Gonzaga does seem to have been genuinely ill, as he wrote in a graceful, affectionate letter dictated to his formidable secretary, Tolomeo Spagnoli, Isabella’s
bête noire,
who was probably not unwilling to further his master’s romance with her rival. Only the state he was in, Gonzaga wrote, could have prevented him from seeing the Lady Duchess, his most cordial sister, whose good wishes and prayers have had a restorative effect. He had heard of her illness with great displeasure, for ‘such a fine body should be spared any infirmity’. He asked Strozzi to assure her that one of the principal reasons he wanted to be totally free of his malady was to see her again.
15

Even one of Lucrezia’s jesters, ‘Martino de Amelia’, entered into the game, writing from Reggio addressing Francesco as ‘Illustrious Lord Marchese of Mantua, entirely the Duchess’s’ and describing how he had transformed himself into Gonzaga’s image to console the Duchess and amuse the Duke and the Cardinal. Lucrezia, he said, had thought of visiting him but was now not going (possibly because of the arrival of Alfonso and Ippolito), signing himself ‘Martin, your slave for the great love my Lady Duchess bears you’.
16
Lucrezia herself followed this up three days later with a private note to be sent to Francesco by a messenger carrying a letter from Alfonso, who would tell him of her date of departure from Reggio.

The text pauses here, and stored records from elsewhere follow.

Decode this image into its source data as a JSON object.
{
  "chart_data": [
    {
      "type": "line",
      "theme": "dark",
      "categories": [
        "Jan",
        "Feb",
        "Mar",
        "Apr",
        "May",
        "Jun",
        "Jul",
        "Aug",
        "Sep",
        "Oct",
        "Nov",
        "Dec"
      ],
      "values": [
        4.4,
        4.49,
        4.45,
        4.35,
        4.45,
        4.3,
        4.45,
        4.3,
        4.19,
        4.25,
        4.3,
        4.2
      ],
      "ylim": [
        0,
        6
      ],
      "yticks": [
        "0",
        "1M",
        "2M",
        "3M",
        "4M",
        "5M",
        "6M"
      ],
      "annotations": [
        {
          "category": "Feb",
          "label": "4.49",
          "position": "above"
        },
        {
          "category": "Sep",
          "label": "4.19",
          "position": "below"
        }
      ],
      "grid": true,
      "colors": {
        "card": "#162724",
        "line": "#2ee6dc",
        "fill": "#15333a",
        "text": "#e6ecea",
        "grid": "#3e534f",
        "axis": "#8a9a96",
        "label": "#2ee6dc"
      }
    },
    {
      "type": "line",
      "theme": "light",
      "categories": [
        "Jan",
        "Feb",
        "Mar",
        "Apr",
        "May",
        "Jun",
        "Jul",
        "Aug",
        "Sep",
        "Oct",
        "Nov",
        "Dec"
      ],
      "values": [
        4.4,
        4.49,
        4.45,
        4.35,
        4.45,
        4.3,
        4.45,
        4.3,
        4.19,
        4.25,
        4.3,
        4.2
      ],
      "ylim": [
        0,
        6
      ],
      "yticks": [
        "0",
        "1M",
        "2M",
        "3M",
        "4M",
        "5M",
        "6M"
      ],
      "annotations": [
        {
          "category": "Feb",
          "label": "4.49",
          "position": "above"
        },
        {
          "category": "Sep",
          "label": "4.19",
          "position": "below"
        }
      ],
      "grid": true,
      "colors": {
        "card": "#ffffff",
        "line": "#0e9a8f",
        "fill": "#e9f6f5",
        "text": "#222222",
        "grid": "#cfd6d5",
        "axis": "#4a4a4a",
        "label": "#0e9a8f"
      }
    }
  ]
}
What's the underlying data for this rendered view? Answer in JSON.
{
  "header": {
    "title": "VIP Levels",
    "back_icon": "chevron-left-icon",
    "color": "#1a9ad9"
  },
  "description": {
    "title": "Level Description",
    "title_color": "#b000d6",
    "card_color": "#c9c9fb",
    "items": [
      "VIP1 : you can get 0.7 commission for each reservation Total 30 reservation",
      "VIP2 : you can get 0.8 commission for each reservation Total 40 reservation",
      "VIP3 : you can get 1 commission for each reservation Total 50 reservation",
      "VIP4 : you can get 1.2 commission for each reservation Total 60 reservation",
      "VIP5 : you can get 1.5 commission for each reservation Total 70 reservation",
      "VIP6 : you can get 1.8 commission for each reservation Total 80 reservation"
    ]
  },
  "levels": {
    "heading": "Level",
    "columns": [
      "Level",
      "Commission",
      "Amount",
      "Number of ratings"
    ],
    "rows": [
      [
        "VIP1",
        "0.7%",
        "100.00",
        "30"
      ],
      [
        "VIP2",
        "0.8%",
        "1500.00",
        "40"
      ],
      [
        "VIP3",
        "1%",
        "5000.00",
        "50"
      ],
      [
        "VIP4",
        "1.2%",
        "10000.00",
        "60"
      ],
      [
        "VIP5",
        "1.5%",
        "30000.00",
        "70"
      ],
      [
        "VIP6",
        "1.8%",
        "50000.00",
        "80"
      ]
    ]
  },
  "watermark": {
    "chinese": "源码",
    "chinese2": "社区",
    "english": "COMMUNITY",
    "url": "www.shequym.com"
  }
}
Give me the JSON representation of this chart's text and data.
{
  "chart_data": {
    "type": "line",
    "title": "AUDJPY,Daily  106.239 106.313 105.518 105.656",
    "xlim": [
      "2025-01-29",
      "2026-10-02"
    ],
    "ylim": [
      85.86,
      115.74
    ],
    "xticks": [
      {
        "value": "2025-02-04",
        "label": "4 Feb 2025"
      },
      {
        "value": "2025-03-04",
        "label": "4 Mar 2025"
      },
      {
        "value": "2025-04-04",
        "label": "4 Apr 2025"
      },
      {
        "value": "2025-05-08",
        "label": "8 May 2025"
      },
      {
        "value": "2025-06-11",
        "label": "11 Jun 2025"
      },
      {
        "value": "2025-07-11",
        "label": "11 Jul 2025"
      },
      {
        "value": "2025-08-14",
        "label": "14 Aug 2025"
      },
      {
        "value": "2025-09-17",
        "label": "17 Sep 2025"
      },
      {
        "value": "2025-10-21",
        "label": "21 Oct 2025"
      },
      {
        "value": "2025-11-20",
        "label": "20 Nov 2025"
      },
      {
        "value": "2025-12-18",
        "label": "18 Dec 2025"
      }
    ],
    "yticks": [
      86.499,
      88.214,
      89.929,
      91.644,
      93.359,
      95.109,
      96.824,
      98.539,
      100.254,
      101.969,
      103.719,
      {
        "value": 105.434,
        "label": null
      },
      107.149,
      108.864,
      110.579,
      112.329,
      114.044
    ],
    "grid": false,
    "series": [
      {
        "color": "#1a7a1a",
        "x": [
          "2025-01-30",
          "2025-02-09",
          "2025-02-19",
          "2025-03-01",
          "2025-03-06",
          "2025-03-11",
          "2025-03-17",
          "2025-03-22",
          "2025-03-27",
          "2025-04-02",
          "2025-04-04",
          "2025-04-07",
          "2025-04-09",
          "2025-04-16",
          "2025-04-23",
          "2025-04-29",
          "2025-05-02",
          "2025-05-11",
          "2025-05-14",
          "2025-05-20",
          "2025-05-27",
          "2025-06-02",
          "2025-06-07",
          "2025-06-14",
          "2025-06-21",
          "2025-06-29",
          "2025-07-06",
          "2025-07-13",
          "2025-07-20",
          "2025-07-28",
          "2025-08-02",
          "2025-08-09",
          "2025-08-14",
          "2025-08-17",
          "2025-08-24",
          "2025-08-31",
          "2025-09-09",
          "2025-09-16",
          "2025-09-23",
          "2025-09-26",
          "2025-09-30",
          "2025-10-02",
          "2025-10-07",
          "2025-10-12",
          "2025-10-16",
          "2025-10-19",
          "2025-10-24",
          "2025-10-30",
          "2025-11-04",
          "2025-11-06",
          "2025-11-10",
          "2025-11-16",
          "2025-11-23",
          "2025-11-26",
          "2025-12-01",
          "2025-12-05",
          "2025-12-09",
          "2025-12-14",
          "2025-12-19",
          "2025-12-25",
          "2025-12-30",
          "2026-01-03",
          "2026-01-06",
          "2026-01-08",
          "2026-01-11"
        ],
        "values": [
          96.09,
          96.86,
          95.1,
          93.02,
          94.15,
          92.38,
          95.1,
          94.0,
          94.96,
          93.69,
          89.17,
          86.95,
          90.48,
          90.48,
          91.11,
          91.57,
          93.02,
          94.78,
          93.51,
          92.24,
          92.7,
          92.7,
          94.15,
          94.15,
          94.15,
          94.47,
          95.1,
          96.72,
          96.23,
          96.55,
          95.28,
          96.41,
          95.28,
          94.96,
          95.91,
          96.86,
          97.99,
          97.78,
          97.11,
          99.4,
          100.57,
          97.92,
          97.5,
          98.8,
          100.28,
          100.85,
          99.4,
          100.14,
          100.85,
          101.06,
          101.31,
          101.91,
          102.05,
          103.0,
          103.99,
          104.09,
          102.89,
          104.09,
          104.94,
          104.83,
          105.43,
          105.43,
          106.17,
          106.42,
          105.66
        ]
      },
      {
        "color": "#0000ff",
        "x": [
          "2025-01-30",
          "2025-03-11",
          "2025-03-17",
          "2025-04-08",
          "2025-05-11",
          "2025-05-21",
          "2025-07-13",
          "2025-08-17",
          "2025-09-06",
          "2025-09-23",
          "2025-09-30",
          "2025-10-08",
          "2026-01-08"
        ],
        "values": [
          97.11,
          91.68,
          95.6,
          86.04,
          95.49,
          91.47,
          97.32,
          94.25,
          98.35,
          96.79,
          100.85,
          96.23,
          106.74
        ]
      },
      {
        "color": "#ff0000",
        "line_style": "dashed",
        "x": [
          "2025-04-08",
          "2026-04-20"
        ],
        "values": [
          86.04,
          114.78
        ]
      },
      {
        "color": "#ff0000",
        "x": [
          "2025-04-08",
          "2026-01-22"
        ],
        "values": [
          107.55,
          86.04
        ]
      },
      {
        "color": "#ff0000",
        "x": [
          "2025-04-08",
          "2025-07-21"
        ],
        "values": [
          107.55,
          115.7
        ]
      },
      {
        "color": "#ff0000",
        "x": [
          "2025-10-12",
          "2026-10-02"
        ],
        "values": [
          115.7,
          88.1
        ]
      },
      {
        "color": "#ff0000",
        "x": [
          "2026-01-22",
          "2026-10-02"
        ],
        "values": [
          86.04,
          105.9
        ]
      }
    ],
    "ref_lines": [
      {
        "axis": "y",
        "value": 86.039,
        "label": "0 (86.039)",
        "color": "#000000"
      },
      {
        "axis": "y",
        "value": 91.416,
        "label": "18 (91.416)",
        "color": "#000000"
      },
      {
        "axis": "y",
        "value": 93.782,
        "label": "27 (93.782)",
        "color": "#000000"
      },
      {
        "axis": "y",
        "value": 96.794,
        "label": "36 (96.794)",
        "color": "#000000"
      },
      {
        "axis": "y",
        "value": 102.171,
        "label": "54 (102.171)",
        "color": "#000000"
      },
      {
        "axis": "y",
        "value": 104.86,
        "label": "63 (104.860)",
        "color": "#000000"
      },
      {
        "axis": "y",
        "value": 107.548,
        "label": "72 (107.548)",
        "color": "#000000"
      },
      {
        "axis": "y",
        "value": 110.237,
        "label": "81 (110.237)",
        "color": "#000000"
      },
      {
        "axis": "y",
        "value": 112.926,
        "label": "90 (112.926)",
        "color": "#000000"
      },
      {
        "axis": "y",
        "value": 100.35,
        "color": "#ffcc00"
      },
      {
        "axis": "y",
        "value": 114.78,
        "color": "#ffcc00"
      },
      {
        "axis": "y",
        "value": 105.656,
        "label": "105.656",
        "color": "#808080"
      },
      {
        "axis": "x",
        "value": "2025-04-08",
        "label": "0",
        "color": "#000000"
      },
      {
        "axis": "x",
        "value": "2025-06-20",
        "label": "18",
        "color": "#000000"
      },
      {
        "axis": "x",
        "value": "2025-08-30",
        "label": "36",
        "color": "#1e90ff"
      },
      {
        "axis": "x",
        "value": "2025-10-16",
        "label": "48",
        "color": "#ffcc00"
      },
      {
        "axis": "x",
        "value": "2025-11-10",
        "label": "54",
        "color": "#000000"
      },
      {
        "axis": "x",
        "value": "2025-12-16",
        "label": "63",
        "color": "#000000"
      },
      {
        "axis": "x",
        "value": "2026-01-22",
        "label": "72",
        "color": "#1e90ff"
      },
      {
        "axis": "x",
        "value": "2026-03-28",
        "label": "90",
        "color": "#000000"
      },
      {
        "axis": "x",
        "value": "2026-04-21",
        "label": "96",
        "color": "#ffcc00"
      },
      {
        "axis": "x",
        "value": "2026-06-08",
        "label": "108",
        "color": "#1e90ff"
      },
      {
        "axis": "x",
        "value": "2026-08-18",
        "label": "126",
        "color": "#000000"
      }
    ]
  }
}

Through October and November, Lucrezia continued to send messages to Gonzaga via Strozzi, ostensibly asking him to further Strozzi’s cause.At times she would scribble her own notes with a covering letter from Strozzi; sometimes Strozzi would be the bearer of messages from her ‘which could not be written’. Gonzaga, however, remained in Mantua and Isabella visited Ferrara in November without him.